Prescriptivity (and normative language) is a self-referential web of command functions designed to influence you and to allow you to exert influence over others. This about control and use of them is about controlling others. And that, is the business of religion. But, what does it say about us that we think everyone else needs to be controlled?

This is why my working definition of religion is "a prescriptive philosophy."

Wednesday, August 8, 2012

Dglas "Inquest"

Some folks seem to like personal posts, and I was asked to describe my "worldview."

Who the hell is Dglas anyway?

Some of this is already in the snippets and soundbites you can find along the periphery of the Inquest, but perhaps a more structured approach is in order. Now, please understand that this is a particularly difficult exercise for me. It's like trying to nail down that which I deliberately keeps nails away from. It's like saying "This I believe" without using the word "believe."

Nevertheless, here goes...

I am fallible. We are fallible. This is not a thing that is easily internalized. Philosophies are tools, not truths. The instant we think we have the truth, we stop. Never stop. Inquiry is a journey, not an end. I see dogma and ideology as self-imposed hobblings of our minds and inquiry. This is why I combat religion - not just a particular religion - but all of them, and on the same basis.

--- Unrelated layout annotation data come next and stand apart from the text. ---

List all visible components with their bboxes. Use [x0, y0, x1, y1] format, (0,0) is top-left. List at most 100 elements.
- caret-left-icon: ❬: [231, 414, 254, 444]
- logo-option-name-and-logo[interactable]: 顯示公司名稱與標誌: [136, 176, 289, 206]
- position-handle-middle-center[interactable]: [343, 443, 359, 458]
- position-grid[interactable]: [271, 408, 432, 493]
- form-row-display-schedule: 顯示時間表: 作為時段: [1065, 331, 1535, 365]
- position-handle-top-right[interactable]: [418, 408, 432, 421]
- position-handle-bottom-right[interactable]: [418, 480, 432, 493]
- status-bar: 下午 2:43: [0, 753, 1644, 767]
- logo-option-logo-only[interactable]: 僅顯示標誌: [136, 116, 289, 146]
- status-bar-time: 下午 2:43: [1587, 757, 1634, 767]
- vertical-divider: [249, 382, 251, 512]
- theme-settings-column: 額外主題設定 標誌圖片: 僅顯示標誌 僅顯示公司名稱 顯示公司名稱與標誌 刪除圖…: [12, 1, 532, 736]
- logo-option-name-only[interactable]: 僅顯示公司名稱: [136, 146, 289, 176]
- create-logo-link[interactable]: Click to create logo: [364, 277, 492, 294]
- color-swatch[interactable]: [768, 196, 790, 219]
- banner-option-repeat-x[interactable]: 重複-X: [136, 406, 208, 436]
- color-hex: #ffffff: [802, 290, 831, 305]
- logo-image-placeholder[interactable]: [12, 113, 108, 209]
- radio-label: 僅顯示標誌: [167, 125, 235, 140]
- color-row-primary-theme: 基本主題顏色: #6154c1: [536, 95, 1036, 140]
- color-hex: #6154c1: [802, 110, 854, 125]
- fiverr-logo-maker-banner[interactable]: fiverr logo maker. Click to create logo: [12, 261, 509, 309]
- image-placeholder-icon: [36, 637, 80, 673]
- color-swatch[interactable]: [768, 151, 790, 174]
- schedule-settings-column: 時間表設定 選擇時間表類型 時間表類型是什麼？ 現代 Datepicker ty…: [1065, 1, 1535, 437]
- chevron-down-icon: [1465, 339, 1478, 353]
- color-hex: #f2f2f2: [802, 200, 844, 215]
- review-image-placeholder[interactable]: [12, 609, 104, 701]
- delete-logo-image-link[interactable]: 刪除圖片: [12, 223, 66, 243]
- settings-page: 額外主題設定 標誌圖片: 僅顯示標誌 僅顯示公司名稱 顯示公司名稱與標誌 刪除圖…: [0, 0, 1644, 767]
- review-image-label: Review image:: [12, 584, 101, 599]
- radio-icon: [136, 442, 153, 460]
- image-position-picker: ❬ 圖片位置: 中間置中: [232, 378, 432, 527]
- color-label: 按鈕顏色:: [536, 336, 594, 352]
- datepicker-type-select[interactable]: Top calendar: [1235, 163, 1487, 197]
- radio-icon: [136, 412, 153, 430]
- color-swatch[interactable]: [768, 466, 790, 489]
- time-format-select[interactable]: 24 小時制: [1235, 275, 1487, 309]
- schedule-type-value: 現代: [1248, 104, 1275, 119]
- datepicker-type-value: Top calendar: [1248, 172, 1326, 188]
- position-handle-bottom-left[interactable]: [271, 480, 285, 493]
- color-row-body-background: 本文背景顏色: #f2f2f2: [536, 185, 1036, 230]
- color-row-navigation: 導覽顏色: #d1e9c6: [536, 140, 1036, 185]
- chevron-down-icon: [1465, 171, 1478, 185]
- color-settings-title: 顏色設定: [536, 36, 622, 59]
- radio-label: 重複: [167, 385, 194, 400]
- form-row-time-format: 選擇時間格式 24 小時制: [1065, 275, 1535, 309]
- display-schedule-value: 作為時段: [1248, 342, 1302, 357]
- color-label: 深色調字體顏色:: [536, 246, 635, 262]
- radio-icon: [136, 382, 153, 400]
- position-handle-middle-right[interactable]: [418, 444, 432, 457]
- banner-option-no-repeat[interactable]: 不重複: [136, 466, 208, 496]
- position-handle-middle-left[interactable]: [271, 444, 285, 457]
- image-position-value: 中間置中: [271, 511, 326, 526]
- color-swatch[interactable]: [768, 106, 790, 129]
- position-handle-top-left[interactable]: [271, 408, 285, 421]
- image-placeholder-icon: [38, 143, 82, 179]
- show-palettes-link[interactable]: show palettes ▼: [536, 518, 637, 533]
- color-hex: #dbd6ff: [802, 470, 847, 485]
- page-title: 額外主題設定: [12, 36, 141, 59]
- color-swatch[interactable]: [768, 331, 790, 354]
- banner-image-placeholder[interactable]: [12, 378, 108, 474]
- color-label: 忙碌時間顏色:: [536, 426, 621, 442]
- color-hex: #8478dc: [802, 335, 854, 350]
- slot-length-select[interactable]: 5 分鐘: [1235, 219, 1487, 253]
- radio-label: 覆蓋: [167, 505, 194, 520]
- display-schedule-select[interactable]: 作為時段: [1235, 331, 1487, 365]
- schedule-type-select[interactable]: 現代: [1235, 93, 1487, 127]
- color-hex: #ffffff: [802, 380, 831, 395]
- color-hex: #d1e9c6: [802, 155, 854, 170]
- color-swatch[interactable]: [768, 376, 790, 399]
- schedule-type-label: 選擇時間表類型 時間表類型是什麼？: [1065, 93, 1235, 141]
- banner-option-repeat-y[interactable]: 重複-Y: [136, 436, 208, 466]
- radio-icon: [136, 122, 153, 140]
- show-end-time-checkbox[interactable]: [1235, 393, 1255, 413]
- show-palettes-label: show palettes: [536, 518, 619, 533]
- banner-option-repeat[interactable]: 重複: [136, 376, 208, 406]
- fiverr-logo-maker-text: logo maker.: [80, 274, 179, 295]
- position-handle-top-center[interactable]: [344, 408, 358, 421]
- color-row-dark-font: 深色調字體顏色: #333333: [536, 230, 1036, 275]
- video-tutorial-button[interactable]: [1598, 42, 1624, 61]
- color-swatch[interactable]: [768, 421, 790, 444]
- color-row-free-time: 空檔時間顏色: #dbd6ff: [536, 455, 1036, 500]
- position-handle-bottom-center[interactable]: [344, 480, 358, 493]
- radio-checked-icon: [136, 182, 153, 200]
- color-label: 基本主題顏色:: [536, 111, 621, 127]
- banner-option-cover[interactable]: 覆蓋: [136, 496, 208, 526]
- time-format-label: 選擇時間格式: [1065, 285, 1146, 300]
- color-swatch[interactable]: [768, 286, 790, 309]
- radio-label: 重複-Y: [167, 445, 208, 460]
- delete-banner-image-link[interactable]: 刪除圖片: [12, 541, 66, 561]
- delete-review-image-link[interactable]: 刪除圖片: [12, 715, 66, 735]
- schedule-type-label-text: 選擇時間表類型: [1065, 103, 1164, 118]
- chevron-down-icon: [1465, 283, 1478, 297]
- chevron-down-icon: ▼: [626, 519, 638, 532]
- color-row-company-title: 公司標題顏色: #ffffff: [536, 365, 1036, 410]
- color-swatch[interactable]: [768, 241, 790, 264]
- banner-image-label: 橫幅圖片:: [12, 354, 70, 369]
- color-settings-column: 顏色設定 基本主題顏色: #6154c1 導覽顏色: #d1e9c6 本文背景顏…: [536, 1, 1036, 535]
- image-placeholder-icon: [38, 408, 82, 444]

My views are forward-looking, human-centered, life-affirming, freedom-loving, and reality-based. I sing the song of reason, free inquiry, and science, and of inclusive mindsets and cooperative mentalities. I am a philosophical skeptic, promoting unlimited scope of inquiry. No subject matter was ever advanced by bobbleheading.

I am a humanist, but I realize that is a choice, not a truth. My humanism is human centered - it is of humans, by humans and for humans, not a consequence of something else. I value humans for their own sake, not as mere cogs in a dogmatic meat grinder, not because some fantasy figure commands me to, but of my own choice. I don't advocate honour killings or savage retributivistic mentalities.

I do not "believe in" - that is a mindset I do not engage in. I "believe that" and those beliefs are contingent on reality. Based on, corrected by, and about reality. Subject to change if reality requires it. Really, I posit, rather than believe.

Every new thing gets an "Oh. Cool!" from me. I critique the philosophies that are exclusion machines and conflict engines. I inquire. I explore. And I revel in that. I have come to posit that explorers are what we are, from our first breath. My greatest fear is hardening of the grey matter and ideological stances that cause grey matter to harden.

No one is going to save us. It's us, only us, we may rely upon. Even if I am wrong about that, it is still a practical starting point.

I advocate for honest negotiation of our social constructs, morality being one of them, with continuing negotiation being key - again, a journey, not an end. Dogmas and ideologies are dishonest negotiation. I recognize the difference between words and violence, and I see the difference between fantasy and reality. I understand the difference between the purely analytic and the synthetic. We can't find out about reality by building massive webworks of purely analytical structures, divorced from reality.

I am a philosophical skeptic, with a practical streak. This is not a contradiction. Doubt is not denial.

Of course, I am a work in progress, just like this description is, subject to revision... because that's really the defining characteristic of who I am, and that includes not just my empirical positings, but my non-empirical ones as well.